Chinesische Investitionen in Europa steigen deutlich – Deutschland unter Druck
Chinesische Direktinvestitionen in Europa stiegen 2025 um 67 Prozent auf 16,8 Milliarden Euro; Brüssel wertet protektionistische Maßnahmen als Wirkungstreiber, während chinesische Exporte in die EU weiter zulegen.

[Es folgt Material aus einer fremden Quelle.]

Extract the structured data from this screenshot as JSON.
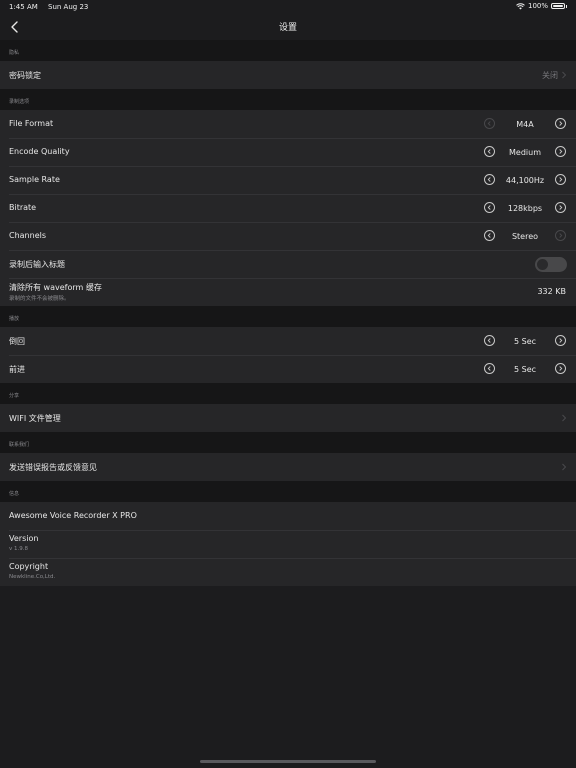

Nach Angaben des Handelsblatts sind die chinesischen Direktinvestitionen in Europa im vergangenen Jahr deutlich gestiegen und legten um 67 Prozent zu. Insgesamt flossen 16,8 Milliarden Euro an neuen chinesischen Investments nach Europa, ein Niveau, das in Brüssel als Erfolg der verschärften Chinapolitik gewertet wird.
Im Mittelpunkt der Erklärungen steht die Einschätzung, dass restriktivere Maßnahmen gegenüber China Investoren dazu bewegen, verstärkt vor Ort zu bauen statt ausschließlich auf Export zu setzen. Als Beispiel werden Schutzzölle gegen importierte chinesische Elektroautos genannt; Industriekommissar Stéphane Séjourné hebt den politischen Kurs als einen Faktor hervor, der solche Entscheidungen beeinflusst habe.
Zugleich bleibt die Lage ambivalent: Trotz stärkerer Investments steigen die chinesischen Exporte in die EU weiter an, was Ökonomen Sorge bereitet. Das Ausmaß des Warenzuflusses nährt Befürchtungen eines neuen Wettbewerbsdrucks vor allem auf deutsche Unternehmen. Automobilkonzerne, Zulieferer und Maschinenbauer sehen sich nicht mehr nur mit preisgünstiger Konkurrenz konfrontiert, sondern zunehmend auch mit Produkten, die Qualitätsansprüchen genügen.
Daneben betonen Analysten, dass höhere Greenfield‑Investitionen Chancen eröffnen können. Neue lokale Fertigungsprojekte chinesischer Firmen könnten technologische Kooperationen und Kapazitätsaufbau in Europa fördern und Arbeitsplätze schaffen. Gleichzeitig erhöhe der fortwährende Preisdruck durch Güterexporte die Belastung etablierter Industrien und zwinge diese zu Anpassungen.
Inzwischen warnen Ökonomen davor, Schutzmaßnahmen allein als dauerhafte Lösung zu begreifen. Solange der Warenzufluss anhält, bleibe Wettbewerbsdruck ein zentrales Problem für Industriestandorte wie Deutschland. Die Herausforderung bestehe darin, einerseits die wirtschaftlichen Chancen durch direkte Auslandsinvestitionen zu nutzen und andererseits die Anpassungsfähigkeit traditioneller Hersteller gegenüber einem intensiveren globalen Wettbewerb zu stärken.